Every family has its story, and each family story has a beginning.
I grew up with the $99 story...$99 was the amount due to the hospital after I was born in Indiana. My very young parents did not have the money to pay the hospital. My father had to tell the people at the hospital, “You can keep her if you want or you can let me pay you when I can.” The hospital let me go home with my parents that day in October, 1956.
In 1993, I discovered that I was just as unprepared as my 17-year-old mom was to become a mother, though I was twice her age. I was not equipped or knowledgeable about how to parent well. My newborn son had an unsettled nervous system and I was an unsettled parent trying to sort out my new life. My husband and I were blessed with a second son in 1997.
During our family’s early years, we participated in several parent-child programs in our community including PEPS (Program for Early Parent Support), Listening Mothers, and the classes offered at Lake Washington Technical College and Bellevue Community College.

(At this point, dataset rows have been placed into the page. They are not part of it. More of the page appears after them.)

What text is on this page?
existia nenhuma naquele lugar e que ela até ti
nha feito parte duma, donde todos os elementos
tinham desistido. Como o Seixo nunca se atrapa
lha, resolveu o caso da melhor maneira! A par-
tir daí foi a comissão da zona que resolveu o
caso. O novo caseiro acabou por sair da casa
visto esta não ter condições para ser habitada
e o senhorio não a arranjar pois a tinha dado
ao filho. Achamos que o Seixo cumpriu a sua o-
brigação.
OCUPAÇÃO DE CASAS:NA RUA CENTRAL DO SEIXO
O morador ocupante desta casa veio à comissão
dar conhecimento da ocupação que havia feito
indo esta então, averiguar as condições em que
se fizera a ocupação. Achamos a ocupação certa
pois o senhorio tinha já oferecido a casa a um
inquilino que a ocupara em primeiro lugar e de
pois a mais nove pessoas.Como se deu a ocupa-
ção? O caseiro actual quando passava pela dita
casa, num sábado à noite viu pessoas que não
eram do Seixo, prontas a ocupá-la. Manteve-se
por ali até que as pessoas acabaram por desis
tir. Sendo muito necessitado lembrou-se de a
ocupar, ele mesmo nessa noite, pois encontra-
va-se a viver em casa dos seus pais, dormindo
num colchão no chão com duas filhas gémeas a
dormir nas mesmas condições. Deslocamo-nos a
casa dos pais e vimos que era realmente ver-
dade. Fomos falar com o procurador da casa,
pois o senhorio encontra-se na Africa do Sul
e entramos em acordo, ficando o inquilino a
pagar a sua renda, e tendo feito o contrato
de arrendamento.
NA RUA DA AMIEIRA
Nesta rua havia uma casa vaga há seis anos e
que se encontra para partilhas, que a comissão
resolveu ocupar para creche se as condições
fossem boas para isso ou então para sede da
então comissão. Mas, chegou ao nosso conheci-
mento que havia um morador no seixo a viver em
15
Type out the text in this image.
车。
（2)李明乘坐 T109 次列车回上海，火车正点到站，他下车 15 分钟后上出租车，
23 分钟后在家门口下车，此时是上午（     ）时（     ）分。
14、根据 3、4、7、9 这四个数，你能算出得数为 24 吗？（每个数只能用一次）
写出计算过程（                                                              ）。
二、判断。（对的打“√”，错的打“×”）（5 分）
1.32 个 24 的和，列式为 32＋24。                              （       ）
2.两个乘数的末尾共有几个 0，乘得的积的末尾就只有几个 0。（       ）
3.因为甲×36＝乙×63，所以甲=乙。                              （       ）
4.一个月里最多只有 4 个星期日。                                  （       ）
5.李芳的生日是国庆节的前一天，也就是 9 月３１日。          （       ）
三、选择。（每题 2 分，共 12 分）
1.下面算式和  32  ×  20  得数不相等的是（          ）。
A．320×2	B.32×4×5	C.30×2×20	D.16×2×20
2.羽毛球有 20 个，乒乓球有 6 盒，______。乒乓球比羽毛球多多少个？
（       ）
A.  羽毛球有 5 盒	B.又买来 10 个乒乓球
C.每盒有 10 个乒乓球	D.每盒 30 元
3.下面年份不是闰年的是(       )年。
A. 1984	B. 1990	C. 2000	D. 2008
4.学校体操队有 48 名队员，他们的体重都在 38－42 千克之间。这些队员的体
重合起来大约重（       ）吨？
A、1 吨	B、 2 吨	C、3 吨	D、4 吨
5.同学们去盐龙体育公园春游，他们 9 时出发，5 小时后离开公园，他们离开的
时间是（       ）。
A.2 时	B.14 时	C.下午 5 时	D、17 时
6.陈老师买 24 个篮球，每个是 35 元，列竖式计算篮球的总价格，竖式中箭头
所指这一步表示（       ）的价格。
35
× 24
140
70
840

My boys began their love of school in those weekly classes which were so interesting and fun, and we parents had the opportunity to learn about healthy child development and positive discipline techniques. I was fascinated and compelled to learn all that I could for my children’s sake.
When the time came for me to go back to work, I realized that what I most wanted to do was to work with parents raising young children. In 1997 Bellevue Community College hired me as a parent education instructor. In the years since, I have developed an affinity for the early parenting experience: the universal life experiences of pregnancy, childbirth, becoming a parent either through childbirth or adoption, adjusting to parenthood, and learning how to parent well.
At the college I have worked with hundreds of families. I have also worked as a PEPS group facilitator, as a co-founder/leader of my Church’s Family Life group, and as a community educator at the local hospital and for some of the local PTSAs. I love to help new families get settled into their own warm, caring, and nurturing family nest in a manner that will help their children thrive.
I have learned that how we choose to manage our families in regards to sleep, diet, family schedule, work commitments, stress, discipline, communication, emotions, conflict, and our understanding of development and temperament when the children are young will influence what happens when our children become teenagers and adults. Parents can increase the odds of their child’s success. Teaching and guiding parents to do this is what I love to do. What we do now will matter later.
Sometimes, I like to think of this in this way: the work and effort we put into raising our young child is like parenting the teenager your baby/toddler/preschooler/grade schooler will become.
Beginning a family can be an especially tumultuous time. There are so many changes that are happening in a short amount of time, often with very little sleep. I support parents during these times of transition, easing the family stress along the way.